The Edmonton Oilers face off against the Calgary Flames tomorrow night hoping for their 7th win in 10 games. Their current 6-win-in-9-game stretch kicked off in Calgary vs. the Flames a couple of weeks ago in a game that saw the Oilers erase a 2-0 deficit with 4 goals in the final frame. While the last couple of weeks have featured lopsided losses to Chicago and Phoenix and a tough loss to stomach in Columbus, putting together a 10-game segment of .700 hockey would be pretty significant. Given the hole that has been dug, the team would basically have to win 7 out of 10 games in each of the five remaining 10 game segments to be in the playoff conversation at all.

Now, the “p” word is obviously getting way ahead of ourselves, even though we’d all be lying if we said we didn’t keep at least a faint glimmer of hope for it. But, to me, the 7 out of 10 would be a really big building block for the group. We’ve seen flashes here and there in past seasons, a 5-game winning streak last year being the best example, of what this team might be able to accomplish when they come together. What we haven’t seen is much sustained success or consistency, and you can count me as hopeful that this stretch is the beginning of a bit of a sustained run for the team, regardless of whether the “p” word comes into the equation.

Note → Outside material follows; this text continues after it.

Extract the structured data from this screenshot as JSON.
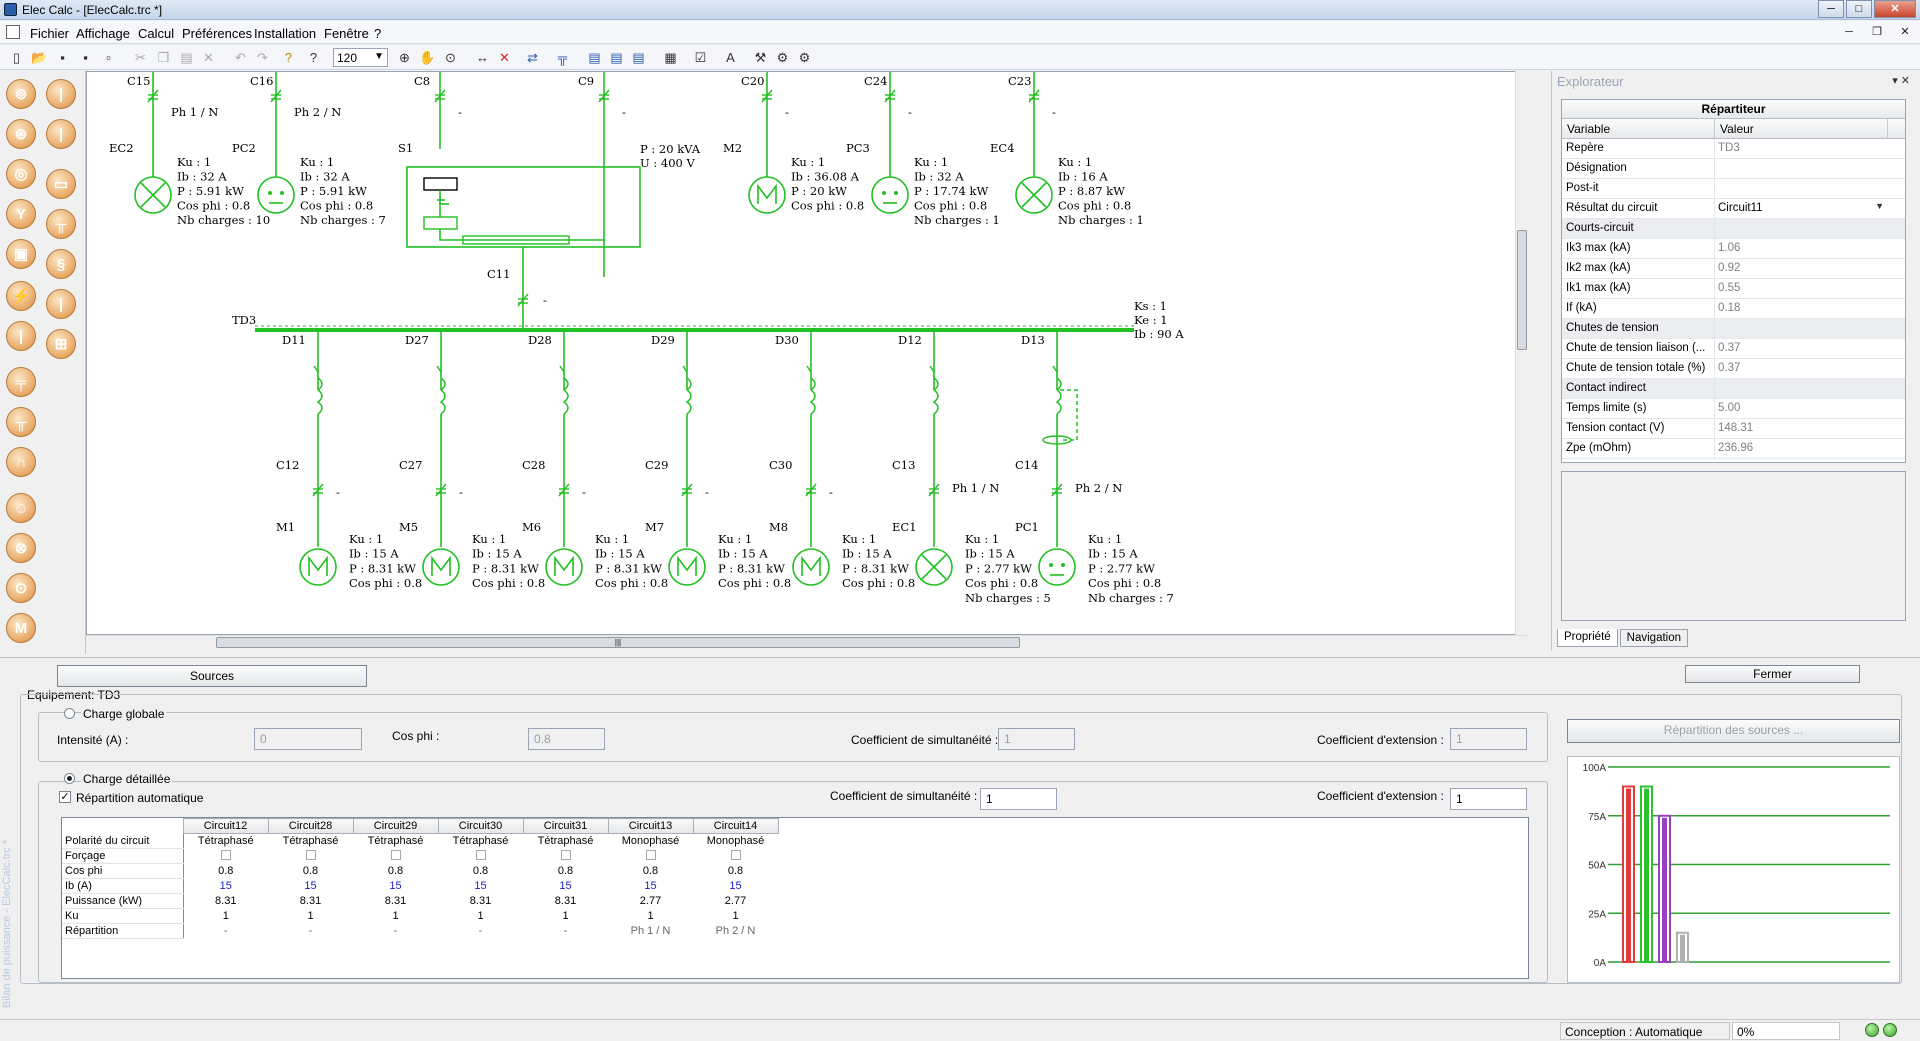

The sustained success is really the new normal for any team that wants to make the playoffs, especially in the Western Conference. Hot and cold and hot and cold and hot and cold just won’t cut it any more. If you have a lull for more than a handful of games, you’re set way back these days. I mean, the way the West is dominating the East, we could be looking at a 100-point playoff cut line. There’s not much room for error when it takes 95-100 points to be in the playoff conversation!

The last 10-game stretch that saw the Oilers earn 7 victories was October 18 to November 8 of 2011 when they posted a 7-2-1 mark. In other words, this type of hot stretch has been rare in Oil Country of late! This group can’t go back and replay the first 20 games of the year, so pushing forward with the best record possible is the only realistic goal. With a home ice win vs. Calgary in the Battle of Alberta, the Oilers would take a nice step towards making sustained success a bit more normal around here.


  • Was great to see Martin Marincin play his first NHL game last night. He was drafted in the 2nd round back in 2010 with the pick that was acquired when 1st round bust Riley Nash was dispatched to Carolina. Later that summer the inaugural Young Stars tournament was held in Penticton and Marincin attended, not being able to speak a word of English. This was news to some of the Oilers coaches, including assistant coach Steve Smith.

    A couple of days into the camp, Smith was running a drill that Marincin didn’t get the hang of. Smith skated over to explain it again face to face, to which Marincin simply smiled and replied “my name Martin”. It’s one of my favourite “safe for work” stories from my 7 years covering the team.
  • One more from that year in Penticton, just because. The Oilers web team informed me at a post-game meal that weekend that young phenom Taylor Hall had signed up for a Twitter account and was going to start using it. Having already acquired a few followers on Twitter, we decided together that it would be a good idea for me to send a tweet out announcing his arrival on social media.

    Well, his followers grew and grew for about an hour and then the account disappeared. Suddenly, I was being called a liar because it appeared as though I was directing people on a wild goose chase! The next morning at the rink, Hall came over to me and dryly thanked me for the middle of the night wake-up call. Turns out he had his phone set to alert him every time he got a new follower. After literally thousands of beeps in the span of an hour, and finding no way to make it stop, Hall had deleted the account to get some rest. He would later join Twitter…and do just fine without my help.

  • Patrick Bordeleau has a lot of respect around the league as a really, really tough guy and a very serviceable player. Dallas Eakins, who coached against him in the minors, said he had never seen Bordeleau lose a fight. Well, he lost to Luke Gazdic last night, and it wasn’t close. There wasn’t much running around by Colorado after that.
  • 8 goals last night and nary a point to be had for Nail Yakupov, who now has 6 consecutive games without one. He played the bulk of his minutes last night on what would have probably been considered the top line, and it just wasn’t clicking. It’s been a roller coaster season, but all signs point to the coach sticking with him when you see him playing alongside Hall and Gagner after a stretch of games without a point.
  • The Oilers are the best 4-on-4 team in the NHL. The way they dominate, it’s almost as good as a power play.

  • I wrote extensively about David Perron in this space a couple of weeks ago, but I just can’t say it enough: he’s a skill player that makes himself very hard to play against. It’s not a toughness thing, necessarily, it’s just a gamesmanship thing. I think it’s an excellent example for his teammates. Oh, and he leads the team in goals, so there’s also that.

  • Devan Dubnyk was sneaky sharp last night. Colorado was in that game a lot longer than an 8-2 score indicates.